لَا تَجْعَلُوا بُيُوتَكُمْ قُبُورًا، وَلَا تَجْعَلُوا قَبْرِي عِيدًا، وَصَلُّوا عَلَيَّ فَإِنَّ صَلَاتَكُمْ تَبْلُغُنِي حَيْثُ كُنْتُمْ

Jangan jadikan rumah kalian seperti kuburan, jangan jadikan kubur saya sebagai 'ied, dan bershalawatlah untuk saya, karena shalawat kalian sampai kepada saya darimanapun kalian bershalawat. [HR. Abu Dawud no. 2042, dihukumi shahih oleh al-Albani]

Menjadikan kuburan sebagai 'îd adalah dengan mengunjunginya secara terus-menerus, misalnya setiap sore, setiap pekan, setiap bulan dan seterusnya. Atau menziarahinya seolah-olah kita mengadakan perayaan. Maksud utama ziarah kubur Nabi Shallallahu ‘alaihi wa sallam adalah untuk mengucapkan salam dan shalawat. Ketika Beliau Shallallahu ‘alaihi wa sallam melarang umat Islam untuk terus berziarah, Beliau Shallallahu ‘alaihi wa sallam menunjukkan penggantinya, yaitu mengucapkan shalawat di manapun mereka berada, tanpa harus datang kekubur beliau.

Disyariatkan pula untuk mengunjungi kuburan Baqi' al-Gharqad yang berisi sekitar sepuluh ribu Shahabat Nabi Shallallahu ‘alaihi wa sallam juga kuburan para syuhada dalam Perang Uhud.[3] 

5. Shalat Di Masjid Quba`
Umrah adalah salah satu ibadah yang agung. Bagi penduduk Madinah, ibadah umrah cukup mudah dilakukan. Namun meski hanya berjarak 425 km dari Makkah, ibadah ini cukup menyita waktu dan tenaga. Dengan kebijaksanaan dan kemurahan-Nya, Allâh membuka untuk mereka pintu pahala umrah dengan amalan yang lebih mudah. Hal tersebut tertuang dalam sabda Rasûlullâh Shallallahu ‘alaihi wa sallam berikut:

مَنْ تَطَهَّرَ فِي بَيْتِهِ ثُمَّ أَتَى مَسْجِدَ قُبَاءَ، فَصَلَّى فِيهِ صَلَاةً، كَانَ لَهُ كَأَجْرِ عُمْرَةٍ

Barangsiapa bersuci di rumahnya, lalu mendatangi Masjid Quba` dan shalat di sana satu shalat, ia mendapatkan pahala seperti pahala umrah. [HR. Ibnu Majah no. 1.412, dihukumi shahih oleh al-Albani]

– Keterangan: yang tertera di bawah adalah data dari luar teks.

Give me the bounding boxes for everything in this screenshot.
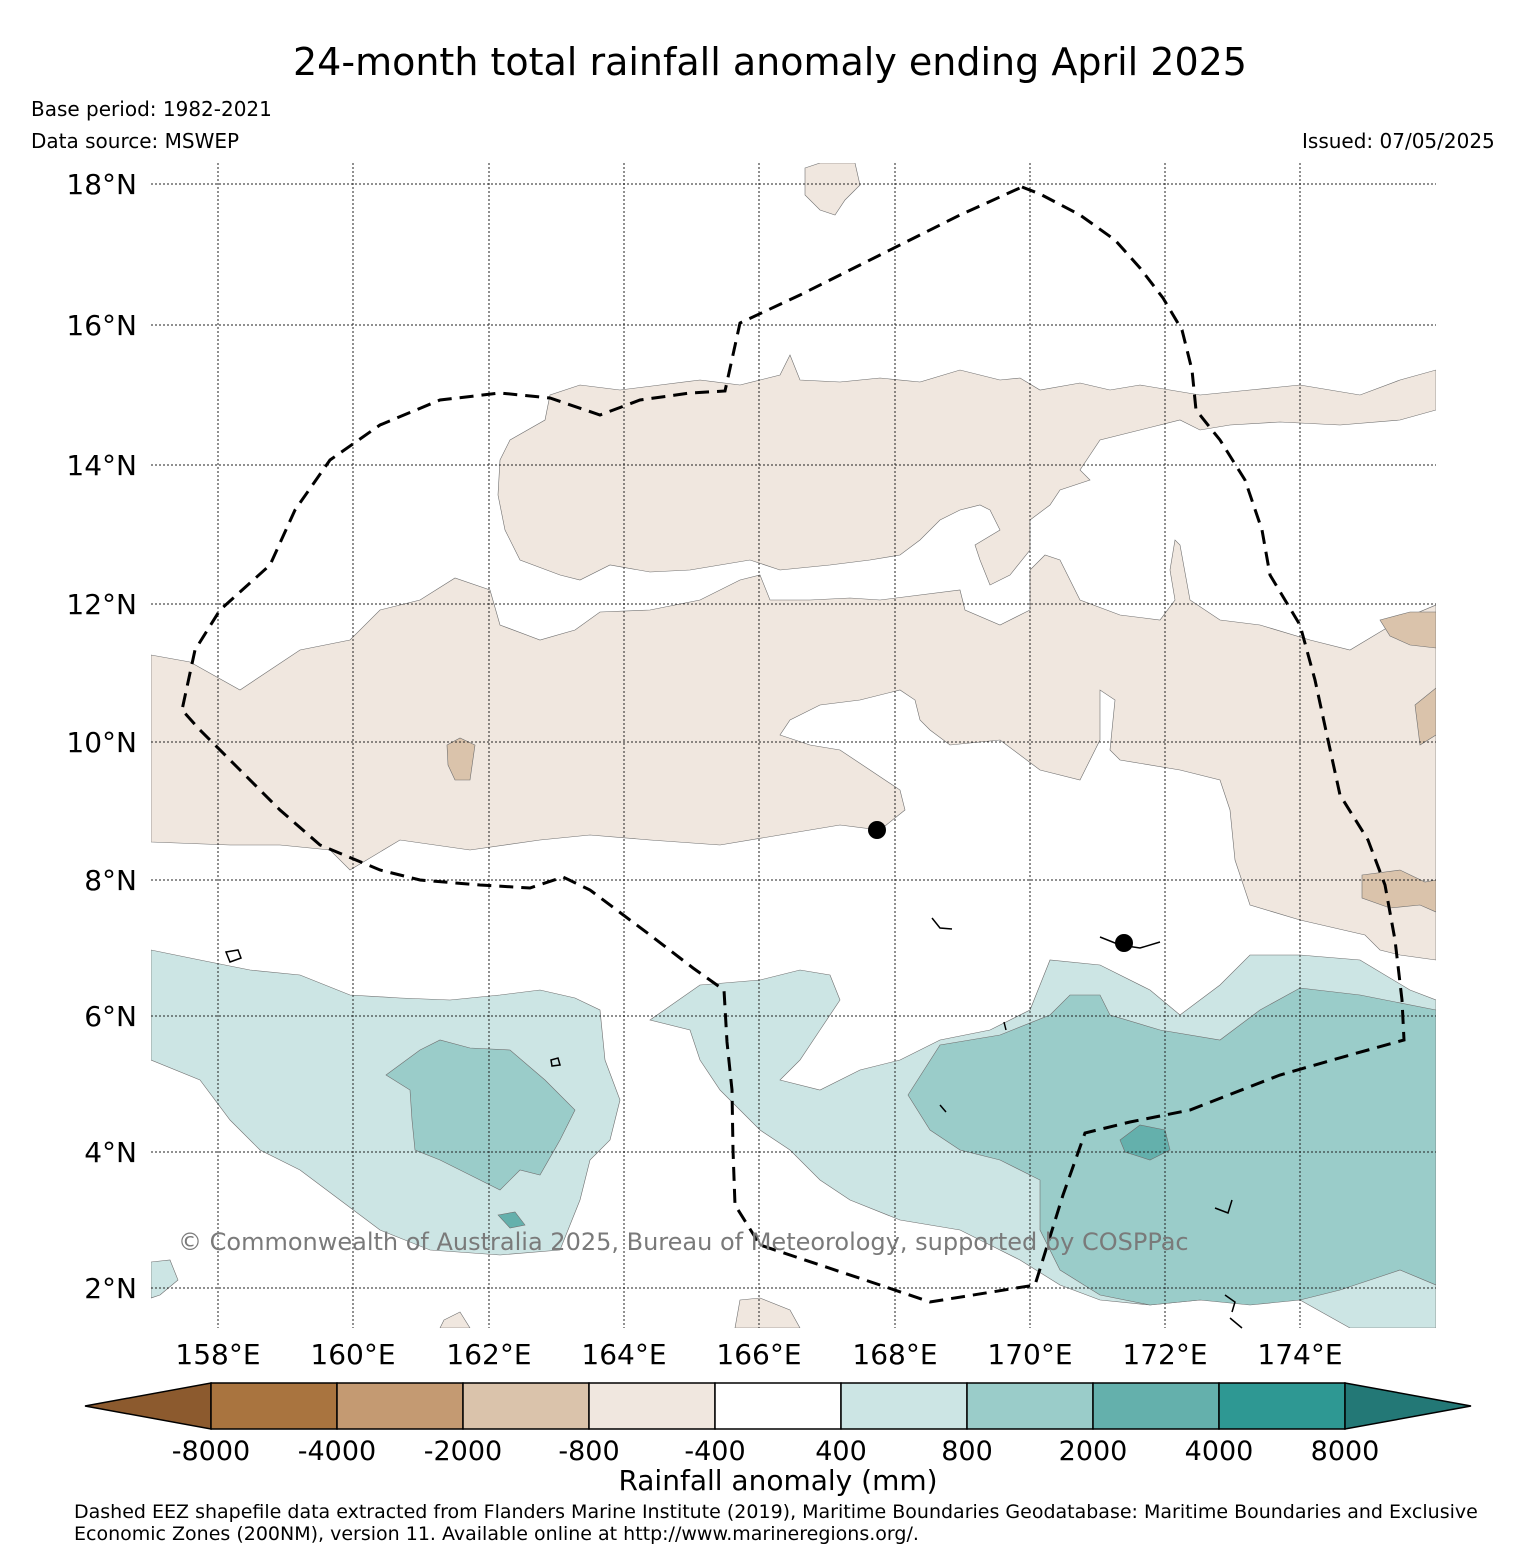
lat-label: 10°N bbox=[66, 726, 137, 759]
lat-label: 4°N bbox=[84, 1136, 137, 1169]
location-marker bbox=[868, 821, 886, 839]
colorbar-swatch bbox=[840, 1382, 968, 1430]
drier-region bbox=[1379, 611, 1436, 649]
lon-label: 160°E bbox=[310, 1338, 395, 1371]
colorbar-extend-low bbox=[84, 1382, 212, 1430]
anomaly-fields bbox=[151, 163, 1436, 1328]
lon-label: 166°E bbox=[716, 1338, 801, 1371]
colorbar-tick: -400 bbox=[684, 1436, 745, 1467]
lat-label: 14°N bbox=[66, 449, 137, 482]
colorbar-tick: 8000 bbox=[1311, 1436, 1380, 1467]
lon-label: 162°E bbox=[446, 1338, 531, 1371]
colorbar-swatch bbox=[462, 1382, 590, 1430]
wettest-region bbox=[497, 1211, 526, 1229]
colorbar-swatch bbox=[1218, 1382, 1346, 1430]
colorbar-swatch bbox=[210, 1382, 338, 1430]
colorbar bbox=[84, 1382, 1472, 1430]
copyright-notice: © Commonwealth of Australia 2025, Bureau… bbox=[178, 1228, 1189, 1256]
colorbar-swatch bbox=[336, 1382, 464, 1430]
longitude-labels: 158°E 160°E 162°E 164°E 166°E 168°E 170°… bbox=[175, 1338, 1342, 1371]
issued-date: Issued: 07/05/2025 bbox=[1302, 129, 1495, 153]
dry-region bbox=[439, 1311, 471, 1328]
footnote: Dashed EEZ shapefile data extracted from… bbox=[74, 1501, 1478, 1545]
colorbar-tick: 800 bbox=[941, 1436, 993, 1467]
lat-label: 16°N bbox=[66, 309, 137, 342]
colorbar-swatch bbox=[714, 1382, 842, 1430]
dry-region bbox=[804, 163, 861, 216]
lat-label: 8°N bbox=[84, 864, 137, 897]
lat-label: 18°N bbox=[66, 168, 137, 201]
dry-region bbox=[151, 539, 1436, 961]
lon-label: 164°E bbox=[581, 1338, 666, 1371]
data-source: Data source: MSWEP bbox=[31, 129, 240, 153]
dry-region bbox=[497, 354, 1436, 586]
base-period: Base period: 1982-2021 bbox=[31, 97, 272, 121]
latitude-labels: 18°N 16°N 14°N 12°N 10°N 8°N 6°N 4°N 2°N bbox=[66, 168, 137, 1305]
colorbar-swatch bbox=[588, 1382, 716, 1430]
drier-region bbox=[1414, 687, 1436, 746]
eez-boundary bbox=[180, 185, 1406, 1304]
colorbar-ticks: -8000 -4000 -2000 -800 -400 400 800 2000… bbox=[172, 1436, 1380, 1467]
page-title: 24-month total rainfall anomaly ending A… bbox=[293, 40, 1247, 84]
lon-label: 168°E bbox=[852, 1338, 937, 1371]
dry-region bbox=[734, 1297, 801, 1328]
colorbar-extend-high bbox=[1344, 1382, 1472, 1430]
lon-label: 172°E bbox=[1122, 1338, 1207, 1371]
drier-region bbox=[446, 737, 476, 781]
colorbar-swatch bbox=[1092, 1382, 1220, 1430]
colorbar-tick: 400 bbox=[815, 1436, 867, 1467]
colorbar-title: Rainfall anomaly (mm) bbox=[618, 1464, 938, 1497]
location-marker bbox=[1115, 934, 1133, 952]
lat-label: 6°N bbox=[84, 1000, 137, 1033]
lon-label: 170°E bbox=[987, 1338, 1072, 1371]
colorbar-tick: 4000 bbox=[1185, 1436, 1254, 1467]
lat-label: 2°N bbox=[84, 1272, 137, 1305]
wet-region bbox=[151, 1259, 179, 1299]
lat-label: 12°N bbox=[66, 588, 137, 621]
colorbar-tick: -8000 bbox=[172, 1436, 250, 1467]
colorbar-swatch bbox=[966, 1382, 1094, 1430]
colorbar-tick: -2000 bbox=[424, 1436, 502, 1467]
lon-label: 174°E bbox=[1257, 1338, 1342, 1371]
colorbar-tick: -4000 bbox=[298, 1436, 376, 1467]
colorbar-tick: 2000 bbox=[1059, 1436, 1128, 1467]
colorbar-tick: -800 bbox=[558, 1436, 619, 1467]
lon-label: 158°E bbox=[175, 1338, 260, 1371]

Bahkan Nabi Shallallahu ‘alaihi wa sallam menjalankan sunnah ini setiap pecan, sebagaimana disebutkan dalam hadits berikut:

عَنِ ابْنِ عُمَرَ رَضِيَ اللَّهُ عَنْهُمَا، قَالَ: كَانَ النَّبِيُّ صَلَّى اللهُ عَلَيْهِ وَسَلَّمَ يَأْتِي مَسْجِدَ قُبَاءٍ كُلَّ سَبْتٍ، مَاشِيًا وَرَاكِبًا

Dari Ibnu Umar Radhiyallahu a nhu beliau berkata, "Nabi Shallallahu ‘alaihi wa sallam mendatangi Masjid Quba` setiap hari Sabtu dengan berjalan kaki dan berkendara." [HR. al-Bukhari no. 1.193 dan Muslim no. 1399]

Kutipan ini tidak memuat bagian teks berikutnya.